Take its upscale Hydroglare Tigershark model featuring a $39.99 price point. Tom Fox, MShades vice president, says the Tigershark utilizes a state of the art Hydrophobic coating on the lens surface that beads water and repels dust and oil – a benefit where consumers could potentially “have their cake and eat it too.”
MShades relies heavily on its lower price points to spark consumer interest. “We really feel that the $39 price point is a growing sweet spot which can offer new technology, great quality and fit, while still maintaining more disposable, impul¬sive based interaction,” Fox says.
In contrast, Revo is targeting the eco-conscious consumer willing to pay more for high quality products, given that there’s little impact to the environment. With price points beginning around $159, retailers embrace Revo’s eco-tech story. Last year, the company worked with Sunglass Hut to promote the benefits of its Re-Use material.

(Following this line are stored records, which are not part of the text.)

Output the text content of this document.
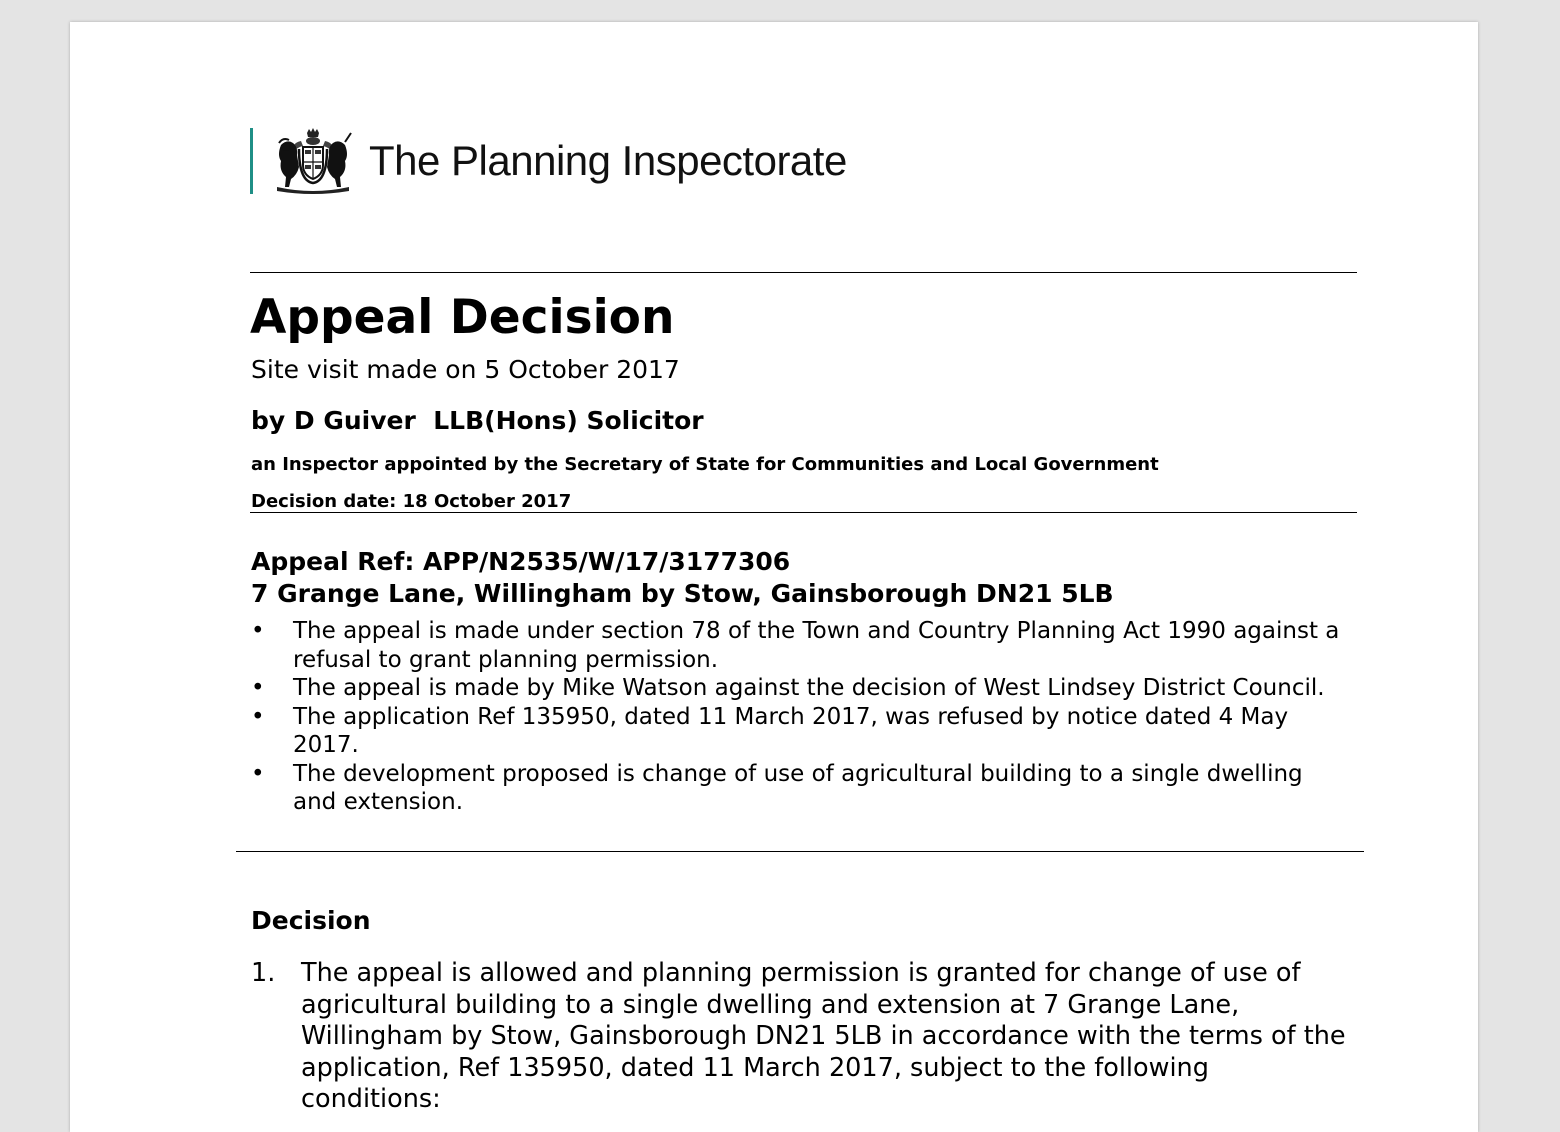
The Planning Inspectorate
Appeal Decision
Site visit made on 5 October 2017
by D Guiver  LLB(Hons) Solicitor
an Inspector appointed by the Secretary of State for Communities and Local Government
Decision date: 18 October 2017
Appeal Ref: APP/N2535/W/17/3177306
7 Grange Lane, Willingham by Stow, Gainsborough DN21 5LB
• The appeal is made under section 78 of the Town and Country Planning Act 1990 against a refusal to grant planning permission.
• The appeal is made by Mike Watson against the decision of West Lindsey District Council.
• The application Ref 135950, dated 11 March 2017, was refused by notice dated 4 May 2017.
• The development proposed is change of use of agricultural building to a single dwelling and extension.
Decision
1. The appeal is allowed and planning permission is granted for change of use of agricultural building to a single dwelling and extension at 7 Grange Lane, Willingham by Stow, Gainsborough DN21 5LB in accordance with the terms of the application, Ref 135950, dated 11 March 2017, subject to the following conditions:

“All of our key nylon styles in 2012 will be part of our Eco-Collection, which feature frames made from pre-consumer recycled plastic or a new frame material made from castor seed oil,” Shaffner says.
On another note, last year, Oakley introduced the Split Jacket, a model that balances sport performance with a simplified aesthetic. The Split Jacket, which just so happens to be my current sunglass of choice, features the company’s Switchlock technology, which promotes easier lens changes. “The adapt¬able nature of this style will accommodate a wide variety of sport applications,” says Andy McSorley, eyewear brand director for Oakley.
Costa Del Mar, which typically caters to outdoorsmen, is entering the running scene with a full line of revamped models. With price points ranging between $169 and $249, the manufacturer features such technology as their patented mirror glass lenses, designed to cut glare and enhance surrounding colors. “[Our] multi-patented 580 lens technology continues to gain traction at retail and is becoming a larger part of our sales each year,” says Dave Bulthuis, vice president of sales.
In any case, look at a pair of quality sunglasses as your eyes’ best friend. After all, they’re your greatest sense and it should just stand to reason that you’d want to do everything in your power to protect them. So despite the upfront cost, after you’ve gazed through a pair of polarized lenses, those dollar store knick knack shades simply won’t ever be the same.